Due to the limited quantity of pevonedistat available for this study, we prepared test solutions at 50 and 200 µg/mL in glass tubes in a small volume of 20 mL. Inorder to verify the absence of a sorption phenomenon of the molecule onto polyolefin, we prepared two infusion bags at 100 µg/mL. We tested concentrated solution at 10 mg/mL. At each analysis time, we tested three samples of each condition by high performance liquid chromatography (HPLC) coupled with a photodiode array detector. Physical stability was evaluated by a visual and sub-visual inspection. We measured pH at each analysis time.
Diluted solutions at 50 and 200 µg/mL in tubes and at 100 mg/mL in infusion bags retained more than 95% of the initial concentration for 14 days, the concentrated solution at 10 mg/mL did so for 7 days. No physical changes were detected visually or sub-visually. We found that pH values remained stable.

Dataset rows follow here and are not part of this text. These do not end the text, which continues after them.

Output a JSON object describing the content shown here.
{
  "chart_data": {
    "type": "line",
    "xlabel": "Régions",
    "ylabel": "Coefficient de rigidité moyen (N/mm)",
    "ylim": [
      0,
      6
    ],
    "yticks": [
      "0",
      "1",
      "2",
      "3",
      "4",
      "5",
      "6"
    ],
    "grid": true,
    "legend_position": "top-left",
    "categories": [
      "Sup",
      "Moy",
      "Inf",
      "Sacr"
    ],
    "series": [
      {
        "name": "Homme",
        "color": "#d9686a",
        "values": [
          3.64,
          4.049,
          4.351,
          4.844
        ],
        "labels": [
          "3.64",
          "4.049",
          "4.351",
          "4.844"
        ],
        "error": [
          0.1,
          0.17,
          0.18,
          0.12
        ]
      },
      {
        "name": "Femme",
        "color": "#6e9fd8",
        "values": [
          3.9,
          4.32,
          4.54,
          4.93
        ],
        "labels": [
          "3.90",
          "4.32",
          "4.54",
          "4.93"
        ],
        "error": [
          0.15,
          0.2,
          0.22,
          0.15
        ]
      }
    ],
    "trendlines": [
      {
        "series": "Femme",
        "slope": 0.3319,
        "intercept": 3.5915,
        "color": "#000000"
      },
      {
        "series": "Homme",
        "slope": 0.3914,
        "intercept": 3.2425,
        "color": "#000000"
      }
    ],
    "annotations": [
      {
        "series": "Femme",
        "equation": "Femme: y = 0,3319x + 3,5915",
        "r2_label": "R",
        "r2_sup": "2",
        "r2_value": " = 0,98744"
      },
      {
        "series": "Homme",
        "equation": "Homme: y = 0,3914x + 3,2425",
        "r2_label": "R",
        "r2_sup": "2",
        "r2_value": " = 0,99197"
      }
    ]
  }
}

All diluted solutions remained physically and chemically stable for 14 days, the concentrated solution did so for 7 days. No interactions between the polyolefin bag and pevonedistat were demonstrated. This new data allows re-using the concentrated solution of pevonedistat in a commercial glass vial with a Spike, and storing a preparation in case of non-administration.
培沃替尼是一种新型细胞毒性药物,与阿扎胞苷联合用于治疗急性髓系白血病和高危骨髓增生异常综合征。制造商表明,在2-8°C条件下,在5 %葡萄糖或0.9 %氯化钠(0.9 % NaCl)中稀释后,其稳定性为18小时。未提供关于重复使用培沃替尼小瓶的信息。我们的目的是研究在玻璃管中用0.9 % NaCl稀释至50和200 μg/mL的培沃替尼、在聚烯烃输液袋中用0.9 % NaCl稀释至100 μg/mL的培沃替尼以及带有穿刺装置的部分使用过的10 mg/mL小瓶的物理化学稳定性。所有制剂均储存于2-8°C,避光保存。
由于本研究可用的培沃替尼数量有限,我们在玻璃管中以小体积20 mL制备了浓度为50和200 μg/mL的测试溶液。为了验证该分子在聚烯烃上不存在吸附现象,我们制备了两个浓度为100 μg/mL的输液袋。我们测试了浓度为10 mg/mL的浓缩溶液。在每个分析时间点,我们通过配备光电二极管阵列检测器的高效液相色谱(HPLC)对每种条件下的三个样品进行测试。通过目视和亚目视检查评估物理稳定性。我们在每个分析时间点测量pH值。
在玻璃管中稀释至50和200 μg/mL以及在输液袋中稀释至100 mg/mL的溶液在14天内保持初始浓度的95 %以上,浓度为10 mg/mL的浓缩溶液在7天内保持如此。在目视或亚目视检查中未检测到物理变化。我们发现pH值保持稳定。
所有稀释溶液在物理和化学上均保持稳定14天,浓缩溶液保持稳定7天。未证明聚烯烃袋与培沃替尼之间存在相互作用。这些新数据允许在带有穿刺装置的商用玻璃小瓶中重复使用培沃替尼的浓缩溶液,并在未给药时储存制剂。